L'Église a toujours devant les yeux les paroles de l'apôtre Paul sur ceux de sa race "à qui appartiennent l'adoption filiale, la gloire, les alliances, la législation, le culte, les promesses et les patriarches , et de qui est né, selon la chair, le Christ" Rm 9,4-5 , le Fils de la Vierge Marie. Elle rappelle aussi que les apôtres, fondements et colonnes de l'Église, sont nés du peuple juif, ainsi qu'un grand nombre des premiers disciples qui annoncèrent au monde l'Évangile du Christ.

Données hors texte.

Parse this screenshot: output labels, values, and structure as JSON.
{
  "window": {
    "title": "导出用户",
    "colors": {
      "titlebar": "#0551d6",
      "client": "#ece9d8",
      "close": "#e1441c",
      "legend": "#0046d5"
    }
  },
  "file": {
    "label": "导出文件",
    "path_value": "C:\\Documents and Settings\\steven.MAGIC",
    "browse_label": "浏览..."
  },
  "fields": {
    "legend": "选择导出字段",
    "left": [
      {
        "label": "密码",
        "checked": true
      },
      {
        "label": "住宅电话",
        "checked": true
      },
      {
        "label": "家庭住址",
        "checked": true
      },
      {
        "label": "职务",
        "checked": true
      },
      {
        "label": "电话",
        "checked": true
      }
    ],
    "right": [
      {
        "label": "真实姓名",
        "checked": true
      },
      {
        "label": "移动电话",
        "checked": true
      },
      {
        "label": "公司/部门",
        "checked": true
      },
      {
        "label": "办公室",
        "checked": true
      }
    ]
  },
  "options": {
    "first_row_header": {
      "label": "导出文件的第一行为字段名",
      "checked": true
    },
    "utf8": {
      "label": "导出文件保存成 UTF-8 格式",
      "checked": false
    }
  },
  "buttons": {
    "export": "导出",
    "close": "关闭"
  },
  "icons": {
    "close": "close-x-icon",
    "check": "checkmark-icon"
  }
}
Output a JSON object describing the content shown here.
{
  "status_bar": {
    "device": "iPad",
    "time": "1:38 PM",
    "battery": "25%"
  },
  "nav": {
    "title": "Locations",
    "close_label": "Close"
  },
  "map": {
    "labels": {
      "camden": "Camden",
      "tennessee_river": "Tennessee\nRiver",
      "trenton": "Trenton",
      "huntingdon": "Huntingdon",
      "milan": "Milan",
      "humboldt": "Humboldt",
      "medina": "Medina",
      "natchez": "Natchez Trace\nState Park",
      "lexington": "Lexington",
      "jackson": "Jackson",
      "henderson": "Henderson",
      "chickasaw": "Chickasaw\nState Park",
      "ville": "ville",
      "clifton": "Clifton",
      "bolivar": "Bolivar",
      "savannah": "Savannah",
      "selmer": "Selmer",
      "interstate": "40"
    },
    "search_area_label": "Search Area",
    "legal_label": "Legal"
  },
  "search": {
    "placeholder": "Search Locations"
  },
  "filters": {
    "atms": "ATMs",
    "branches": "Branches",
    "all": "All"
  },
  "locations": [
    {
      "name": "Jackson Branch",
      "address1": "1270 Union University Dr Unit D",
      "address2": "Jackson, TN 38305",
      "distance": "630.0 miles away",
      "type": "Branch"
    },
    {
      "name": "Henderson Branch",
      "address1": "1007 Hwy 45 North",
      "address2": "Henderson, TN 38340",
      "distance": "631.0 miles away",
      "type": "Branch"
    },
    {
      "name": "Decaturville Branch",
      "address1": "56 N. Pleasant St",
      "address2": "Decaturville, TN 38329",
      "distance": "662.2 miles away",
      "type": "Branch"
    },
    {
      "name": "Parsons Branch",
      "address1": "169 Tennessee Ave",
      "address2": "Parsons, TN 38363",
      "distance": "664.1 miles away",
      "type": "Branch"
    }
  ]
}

Au témoignage de l'Écriture Sainte, Jérusalem n'a pas reconnu le temps où elle fut visitée (9) ; les Juifs, en grande partie, n'acceptèrent pas l'Évangile, et même nombreux furent ceux qui s'opposèrent à sa diffusion (10). Néanmoins, selon l'Apôtre (11), l'Église attend le jour, connu de Dieu seul, où tous les peuples invoqueront le Seigneur d'une seule voix et "le serviront sous un même joug" So 3,9 .(12). Du fait d'un si grand patrimoine spirituel, commun aux chrétiens et aux Juifs, le Concile veut encourager et recommander entre eux la connaissance et l'estime mutuelles, qui naîtront surtout d'études bibliques et théologiques, ainsi que d'un dialogue fraternel.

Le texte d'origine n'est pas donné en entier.